Novo Nordisk’s semaglutide (Wegovy) delivered impressive results against liver fibrosis and MASH (metabolic dysfunction-associated steatohepatitis) in a phase III trial, the company has reported. The trial showed a statistically significant and superior improvement in liver fibrosis with no worsening of steatohepatitis, as well as resolution of steatohepatitis with no worsening of liver fibrosis with semaglutide compared to placebo.
This piles on the stack of possible indications for the drug, which was just approved for cardiovascular disease prevention in those with obesity in March of this year.
“Wegovy is now the first weight loss medication to also be approved to help prevent life-threatening cardiovascular events in adults with cardiovascular disease and either obesity or overweight,” said John Sharretts, MD, director of the FDA’s Division of Diabetes, Lipid Disorders, and Obesity.
In addition to helping people with obesity lower blood sugar levels, lose weight, and prevent heart disease, Wegovy has also shown promise for lowering risk of kidney disease, combating substance abuse, treating dementia, pancreatitis, and more.
However, a MASH approval could be significant for a drug that already has a market value of $112.5 million.
“Among people with overweight or obesity, one in three live with MASH. This has a serious impact on their health and represents a significant unmet need,” Martin Holst Lange, MD, PhD, executive vice president and head of development at Novo Nordisk.
These results were from part one of the ongoing ESSENCE trial, a pivotal phase III, 240-week, trial in 1,200 adults with MASH and moderate to advanced liver fibrosis (stage 2 or 3). This trial evaluated the effect of once-weekly semaglutide 2.4 mg on liver tissue (histology) compared to placebo on top of standard of care for the first 800 randomized people at 72 weeks.
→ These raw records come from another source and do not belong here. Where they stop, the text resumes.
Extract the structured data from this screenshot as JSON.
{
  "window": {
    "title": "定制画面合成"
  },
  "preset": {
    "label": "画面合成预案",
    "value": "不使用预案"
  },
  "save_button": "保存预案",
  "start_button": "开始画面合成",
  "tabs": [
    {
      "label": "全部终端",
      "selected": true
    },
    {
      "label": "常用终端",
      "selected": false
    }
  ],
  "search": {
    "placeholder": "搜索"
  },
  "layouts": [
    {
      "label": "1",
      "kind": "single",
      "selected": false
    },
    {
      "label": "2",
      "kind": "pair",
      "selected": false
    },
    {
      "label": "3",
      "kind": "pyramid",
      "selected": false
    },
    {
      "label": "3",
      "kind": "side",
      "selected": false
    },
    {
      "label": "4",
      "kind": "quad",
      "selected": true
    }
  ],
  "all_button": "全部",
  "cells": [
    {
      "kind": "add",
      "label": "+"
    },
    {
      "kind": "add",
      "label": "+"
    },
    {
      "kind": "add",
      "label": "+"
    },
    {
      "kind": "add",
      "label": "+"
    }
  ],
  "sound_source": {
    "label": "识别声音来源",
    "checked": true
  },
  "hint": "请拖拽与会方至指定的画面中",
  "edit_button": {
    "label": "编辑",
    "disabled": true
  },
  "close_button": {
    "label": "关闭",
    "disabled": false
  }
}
The trial achieved its primary endpoints by demonstrating a statistically significant and superior improvement in liver fibrosis with no worsening of steatohepatitis, as well as resolution of steatohepatitis with no worsening of liver fibrosis with semaglutide 2.4 mg compared to placebo. Semaglutide 2.4 mg appeared to have a safe and well-tolerated profile in line with previous trials.
“We are very pleased about the ESSENCE clinical trial results and the potential of semaglutide to help people living with MASH,” said Holst Lange.
Novo Nordisk says it expects to file for regulatory approvals in the U.S. and EU in the first half of 2025. The detailed results from ESSENCE will be presented at a scientific conference in 2024. Part two of the ESSENCE trial will continue with expected readout in 2029.
More than 250 million people live with MASH and the number of individuals in advanced stages of the disease is expected to double by 2030. Of those who are currently overweight or living with obesity, more than one in three are also living with MASH. People living with MASH often experience few or no specific symptoms in the early stages of the disease, which often results in delayed diagnosis. The risk of progression to advanced liver disease, including liver cancer, is higher in people living with MASH than in the general population.